MONTREAL, Quebec, Canada, Oct. 8, 2017 – Ashton Locklear couldn’t contribute to the United States medal haul at the World Championships in Montreal. Instead, the women’s team veteran contributed to her teammates success.

Locklear missed the podium in her lone event final, the uneven bars, finishing eighth. That was an emotional letdown for Locklear has endured heartache over the years with injuries and a near miss in 2016, serving as the one of three Olympic replacement athletes.

Coming into Montreal, Locklear was the lone women’s gymnast on the team with Worlds experience. That proved vital to rookie teammates Morgan Hurd and Jade Carey. Hurd won women’s all-around gold and silver on the balance beam, while Carey vaulted to a pair of silver medals on vault and floor exercise.

“I came back to this worlds as a veteran, and I just wanted to guide them because I know how it is when you’re young and on this stage, it is pretty overwhelming. So, I just tried to guide them the right way and keep them very positive and I guess it turned out,” said Locklear, who was a Worlds team champion in 2014, when she finished fourth on the uneven bars.

Carey’s improbable rise from Junior Olympic competitor to Worlds medalist within one year has been staggering. She credited Locklear with playing an important role in helping her ease into her first major international event.

“We were roommates, and we were together all the time and she would ask me questions,” Locklear said before touching on Carey’s vault routine.

“She didn’t know we had to warmup in the back and just go. So I had to tell her to take longer in the warmup, take your time and when you go out there its all on the floor, just gotta do what you gotta do.”

Helping her teammates may have also helped ease the sting of disappointment. It certainly helped with the accomplishments.
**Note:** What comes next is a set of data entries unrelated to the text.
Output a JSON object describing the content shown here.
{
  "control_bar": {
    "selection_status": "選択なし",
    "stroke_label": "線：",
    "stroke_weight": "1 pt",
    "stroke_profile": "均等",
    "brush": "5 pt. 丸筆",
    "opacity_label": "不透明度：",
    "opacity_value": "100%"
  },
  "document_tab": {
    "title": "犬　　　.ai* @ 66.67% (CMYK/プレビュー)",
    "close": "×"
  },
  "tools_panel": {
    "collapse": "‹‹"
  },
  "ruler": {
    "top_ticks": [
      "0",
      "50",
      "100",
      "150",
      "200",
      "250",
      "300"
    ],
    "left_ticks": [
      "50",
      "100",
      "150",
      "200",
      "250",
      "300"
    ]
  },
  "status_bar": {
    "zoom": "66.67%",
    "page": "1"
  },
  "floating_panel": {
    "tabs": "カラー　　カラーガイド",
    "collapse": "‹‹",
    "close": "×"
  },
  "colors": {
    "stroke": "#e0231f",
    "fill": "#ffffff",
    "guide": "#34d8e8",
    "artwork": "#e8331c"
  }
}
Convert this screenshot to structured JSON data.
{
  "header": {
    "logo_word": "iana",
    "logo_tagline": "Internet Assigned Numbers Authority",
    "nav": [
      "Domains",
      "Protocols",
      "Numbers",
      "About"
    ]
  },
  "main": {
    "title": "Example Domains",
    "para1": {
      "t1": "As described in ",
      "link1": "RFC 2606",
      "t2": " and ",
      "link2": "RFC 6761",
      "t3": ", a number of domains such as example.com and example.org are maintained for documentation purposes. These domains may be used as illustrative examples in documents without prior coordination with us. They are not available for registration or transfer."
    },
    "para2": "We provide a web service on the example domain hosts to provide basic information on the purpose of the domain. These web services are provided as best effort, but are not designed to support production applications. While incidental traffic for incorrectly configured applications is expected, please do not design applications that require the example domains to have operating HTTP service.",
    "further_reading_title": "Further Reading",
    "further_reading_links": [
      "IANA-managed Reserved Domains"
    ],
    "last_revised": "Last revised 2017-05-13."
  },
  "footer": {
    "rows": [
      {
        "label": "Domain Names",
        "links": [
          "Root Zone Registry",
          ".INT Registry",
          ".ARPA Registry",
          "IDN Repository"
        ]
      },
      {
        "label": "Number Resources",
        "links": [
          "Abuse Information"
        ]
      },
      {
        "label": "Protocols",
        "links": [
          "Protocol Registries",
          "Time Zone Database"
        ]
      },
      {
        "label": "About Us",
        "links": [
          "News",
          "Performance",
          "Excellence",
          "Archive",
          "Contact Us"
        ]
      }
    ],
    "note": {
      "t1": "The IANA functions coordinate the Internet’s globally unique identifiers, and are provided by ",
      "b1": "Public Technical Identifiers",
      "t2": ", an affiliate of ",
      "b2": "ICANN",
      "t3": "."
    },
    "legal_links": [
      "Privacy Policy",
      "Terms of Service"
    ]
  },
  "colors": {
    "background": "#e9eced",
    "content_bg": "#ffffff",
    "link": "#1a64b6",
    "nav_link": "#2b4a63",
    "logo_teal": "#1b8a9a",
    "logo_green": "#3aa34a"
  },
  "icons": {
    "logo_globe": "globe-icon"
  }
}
“Definitely having Ashton as the most experienced and role model, it’s helped a lot because she knows what to expect and she’s done all this before,” Carey said.

Rhonda Faehn, senior vice president of women’s program, said Locklear’s contributions behind the scenes were critical.

“This group was just awesome and Ashton was so caring and really helpful, especially with Jade in the warm-ups, telling her where to be, even helping pick out leotards,” Faehn said. “She was instrumental in helping the team rally around each other, especially after Ragan (Smith) went down to injury.”

Locklear came to Montreal with one mission, to secure a medal on the uneven bars. A clean routine in qualifying gave her a berth to the final, but it didn’t take long into the final to see it was not going to be.

Troubled from the start of her routine, Locklear later came up short on her toe-half and hopped off the bar. The tears came immediately and while she remounted to finish, her energy was drained.

“I’ve had a little bit of a sore shoulder so I feel like that’s probably some of it but whatever happens happens for a reason and sometimes you just have to accept it.”

Locklear may have rushed back into the fold after having spent last year on the bubble and missing out on the Olympics.

“I feel like I came back a little quick after taking some time off and that was probably some of my problem,” she said. “Not exactly being in the best shape I could possibly be, so going home getting healthy means getting back to where I was in 2016.”

Long term, the Charlotte-native wasn’t looking beyond the immediate future to next year’s Worlds in Doha, Qatar, or even the 2020 Olympics in Tokyo.

“I’m just going to get home and get healthy.”